Alors on me dira qu’il y a maintenant en Allemagne des dissidents de la croyance monétaire dans les syndicats, dans les mouvements politiques, à Attac-Allemagne je suppose également… Mais ces dissidences s’étendent-elles ou peuvent-elles s’étendre à des fractions significatives de la société: c’est cela toute la question. Peuvent-elles surmonter le poids de l’Histoire qui soutient la croyance monétaire – et je dis pas seulement celle des années 30 -, l’histoire de la reconstruction de l’après-guerre, celle du miracle allemand, celle du réinvestissement de l’identité nationale allemande dans l’accomplissement économique et monétaire, histoire dont on peut mesurer la force et le poids à ce seul fait que l’Allemagne aura pu exiger et obtenir l’imposition de ses propres principes de politique économique et monétaire à l’Europe tout entière.

 Ca ne devrait pas être trop demander que cette discussion puisse avoir lieu analytiquement et sans être renvoyé aussitôt au registre infâmant de la germanophobie. Et je dois dire aussi que j’aimerais beaucoup être convaincu de me tromper. Mais je vous avoue que, pour l’heure, je ne vois pas ce qui pourrait m’empêcher de penser que, même en situation de crise ultime de l’euro, l’Allemagne n’est pas encore prête à accepter l’intervention massive d’une banque centrale et surtout à envisager de reconstruire une union sur des principes radicalement différents de ceux que finalement elle aura réussi à imposer à l’Europe.

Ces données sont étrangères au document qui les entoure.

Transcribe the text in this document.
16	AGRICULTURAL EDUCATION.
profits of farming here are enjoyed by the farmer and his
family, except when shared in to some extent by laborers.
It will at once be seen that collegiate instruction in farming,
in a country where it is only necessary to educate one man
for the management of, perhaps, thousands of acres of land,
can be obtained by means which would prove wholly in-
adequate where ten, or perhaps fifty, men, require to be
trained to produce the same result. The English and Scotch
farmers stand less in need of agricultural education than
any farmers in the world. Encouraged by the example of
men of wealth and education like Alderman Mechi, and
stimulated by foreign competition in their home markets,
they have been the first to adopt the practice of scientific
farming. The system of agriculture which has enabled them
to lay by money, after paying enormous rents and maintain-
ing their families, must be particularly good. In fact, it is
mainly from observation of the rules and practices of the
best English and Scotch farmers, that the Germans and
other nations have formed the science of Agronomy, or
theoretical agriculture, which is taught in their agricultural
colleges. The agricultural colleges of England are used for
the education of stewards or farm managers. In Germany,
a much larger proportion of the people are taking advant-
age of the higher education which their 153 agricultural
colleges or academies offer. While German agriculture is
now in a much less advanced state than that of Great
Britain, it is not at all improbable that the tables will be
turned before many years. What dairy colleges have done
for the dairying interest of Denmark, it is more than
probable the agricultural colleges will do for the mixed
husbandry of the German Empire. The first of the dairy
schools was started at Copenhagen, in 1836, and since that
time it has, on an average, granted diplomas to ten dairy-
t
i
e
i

  Or s’agissant de cette reconstruction, voici ce que donne terme à terme cette inversion. Je passe très rapidement en revue quelques points que vous connaissez très bien :

  • Sur l’extension des missions de la banque centrale,

  • Sur non plus son indépendance, mais sa réintégration dans le périmètre du contrôle démocratique,

  • Sur l’autorisation des financements monétaires des déficits publics,

  • Sur l’abrogation de l’article 63,

  • Enfin plus largement sur l’abandon d’un modèle du pilotage automatique de la politique économique par des règles à valeur constitutionnelle,

  • – et il faudrait même aller plus loin sur la déjuridicisation générale et des politiques publiques européennes et du contrôle des politiques publiques nationales.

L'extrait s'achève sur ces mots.